While some foods are widely known for their high sugar content, most food today contains far more than is realised. It is engineered to taste good and breed return customers. Put in more sugar, hook more people and ultimately make more money. Enter the force behind the plan and villain number two; the food industry.
The food industry’s love affair with sugar really took off in the 1970s, most notably with the advent of high fructose corn syrup. Because this was cheaper to produce than normal sugar, it allowed companies to sell larger products for a cheaper price. It was also freely pumped into everything because it improved the taste, as well as sales figures. Consumers were now being offered more food for less money, making processed, sugar laden products the most economically viable option.
When the obesity crisis reached “epidemic” status around the turn of the millennium, several food types and chemicals were blamed, most evidently HFCS and fat. Capitalising on this shift, the industry launched a host of new fat free and HFCS free options, marketing them as healthy alternatives.
The fat and HFCS was replaced with normal, “natural” sugar. Though deriving from natural sources, sugar and HFCS are metabolised almost identically by the body, meaning the new “improved” food sources were mere replicas of previous toxic products.
When challenged over these practices, food companies used the full force of their political power for damage limitation. As the largest industry in America, it boasts some of the most influential lobbyists- people who are paid millions to ensure the food companies won’t be damaged by any legislation passed.
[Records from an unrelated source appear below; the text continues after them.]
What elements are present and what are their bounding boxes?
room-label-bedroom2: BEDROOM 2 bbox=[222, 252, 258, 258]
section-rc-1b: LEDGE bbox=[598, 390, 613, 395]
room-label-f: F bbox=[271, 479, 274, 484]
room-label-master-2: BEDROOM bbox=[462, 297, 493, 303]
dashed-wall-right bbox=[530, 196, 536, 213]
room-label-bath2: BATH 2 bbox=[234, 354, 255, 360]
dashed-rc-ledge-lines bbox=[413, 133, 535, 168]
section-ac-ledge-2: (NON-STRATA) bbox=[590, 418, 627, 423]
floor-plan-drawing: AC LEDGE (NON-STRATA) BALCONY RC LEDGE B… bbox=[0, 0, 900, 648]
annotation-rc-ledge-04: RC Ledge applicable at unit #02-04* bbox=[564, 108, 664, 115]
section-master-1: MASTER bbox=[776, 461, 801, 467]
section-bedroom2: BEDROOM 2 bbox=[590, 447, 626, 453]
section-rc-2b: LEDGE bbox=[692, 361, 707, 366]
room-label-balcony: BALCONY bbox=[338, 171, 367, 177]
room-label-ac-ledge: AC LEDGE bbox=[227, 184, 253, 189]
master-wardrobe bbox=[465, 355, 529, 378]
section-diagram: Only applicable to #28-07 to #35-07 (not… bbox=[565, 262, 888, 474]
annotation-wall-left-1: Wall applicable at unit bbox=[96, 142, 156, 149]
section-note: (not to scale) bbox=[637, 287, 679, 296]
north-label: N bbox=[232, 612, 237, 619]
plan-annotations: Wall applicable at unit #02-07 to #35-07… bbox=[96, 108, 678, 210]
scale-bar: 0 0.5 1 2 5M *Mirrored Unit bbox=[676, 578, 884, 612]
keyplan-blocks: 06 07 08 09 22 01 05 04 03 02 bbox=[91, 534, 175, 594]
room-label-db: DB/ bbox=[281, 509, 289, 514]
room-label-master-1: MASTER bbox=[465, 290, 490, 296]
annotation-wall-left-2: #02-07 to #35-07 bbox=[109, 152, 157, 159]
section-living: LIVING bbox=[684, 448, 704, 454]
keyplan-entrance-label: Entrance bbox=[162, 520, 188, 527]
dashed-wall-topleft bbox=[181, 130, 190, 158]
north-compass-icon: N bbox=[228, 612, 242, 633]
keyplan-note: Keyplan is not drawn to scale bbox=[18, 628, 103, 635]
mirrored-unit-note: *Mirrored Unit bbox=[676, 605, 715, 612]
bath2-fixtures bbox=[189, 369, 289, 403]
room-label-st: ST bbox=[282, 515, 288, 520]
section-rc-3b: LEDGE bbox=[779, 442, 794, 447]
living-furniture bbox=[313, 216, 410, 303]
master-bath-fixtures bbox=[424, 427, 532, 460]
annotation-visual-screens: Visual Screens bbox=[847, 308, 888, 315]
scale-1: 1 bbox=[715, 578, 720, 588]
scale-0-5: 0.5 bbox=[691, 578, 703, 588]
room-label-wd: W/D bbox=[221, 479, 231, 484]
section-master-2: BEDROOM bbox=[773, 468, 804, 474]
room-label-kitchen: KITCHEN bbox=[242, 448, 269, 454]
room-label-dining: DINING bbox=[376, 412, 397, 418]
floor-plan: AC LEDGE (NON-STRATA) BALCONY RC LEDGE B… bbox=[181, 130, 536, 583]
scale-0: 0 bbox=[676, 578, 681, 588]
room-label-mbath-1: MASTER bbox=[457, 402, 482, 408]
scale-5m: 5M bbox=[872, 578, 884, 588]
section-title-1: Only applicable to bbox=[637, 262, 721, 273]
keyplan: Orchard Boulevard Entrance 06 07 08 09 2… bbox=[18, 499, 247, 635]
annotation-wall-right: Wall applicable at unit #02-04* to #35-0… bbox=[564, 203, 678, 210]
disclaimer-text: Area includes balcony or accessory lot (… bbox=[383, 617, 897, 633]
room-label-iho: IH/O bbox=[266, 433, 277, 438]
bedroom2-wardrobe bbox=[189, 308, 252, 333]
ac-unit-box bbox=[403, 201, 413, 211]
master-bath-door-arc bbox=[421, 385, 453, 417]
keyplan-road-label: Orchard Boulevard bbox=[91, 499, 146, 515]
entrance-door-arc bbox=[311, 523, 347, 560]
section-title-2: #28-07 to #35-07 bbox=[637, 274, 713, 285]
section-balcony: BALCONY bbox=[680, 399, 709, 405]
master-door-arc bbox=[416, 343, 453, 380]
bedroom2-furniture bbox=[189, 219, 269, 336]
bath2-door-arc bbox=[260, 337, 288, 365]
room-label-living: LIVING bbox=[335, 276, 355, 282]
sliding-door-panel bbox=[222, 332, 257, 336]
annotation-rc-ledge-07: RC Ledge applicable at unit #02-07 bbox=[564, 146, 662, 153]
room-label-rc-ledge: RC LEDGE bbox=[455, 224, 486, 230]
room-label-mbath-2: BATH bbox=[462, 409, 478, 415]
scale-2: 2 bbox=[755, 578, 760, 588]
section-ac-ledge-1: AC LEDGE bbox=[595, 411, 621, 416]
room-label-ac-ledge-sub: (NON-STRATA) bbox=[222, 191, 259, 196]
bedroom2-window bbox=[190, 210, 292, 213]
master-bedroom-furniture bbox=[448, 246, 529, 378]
Like the tobacco companies of old, lobbyists deny sugar’s harmful effects and ensure it stays in most of our food. Their financial health depends on people being unhealthy.
As summed up by Lustig: “The obesity pandemic is due to our altered biochemistry, which is a result of our altered environment.” Industry creates high sugar foods, addicting us and decreasing our health. When we try to change, we’re blocked internally by our brain and externally by companies, advertising and economy. We’re trapped in a cycle we didn’t choose and are told to take personal responsibility for our actions, while the culprits fuelling the problem are given a free pass.
Change is never easy, but when the deck is so stacked against us come January first, it’s no wonder our resolutions fail time and time again.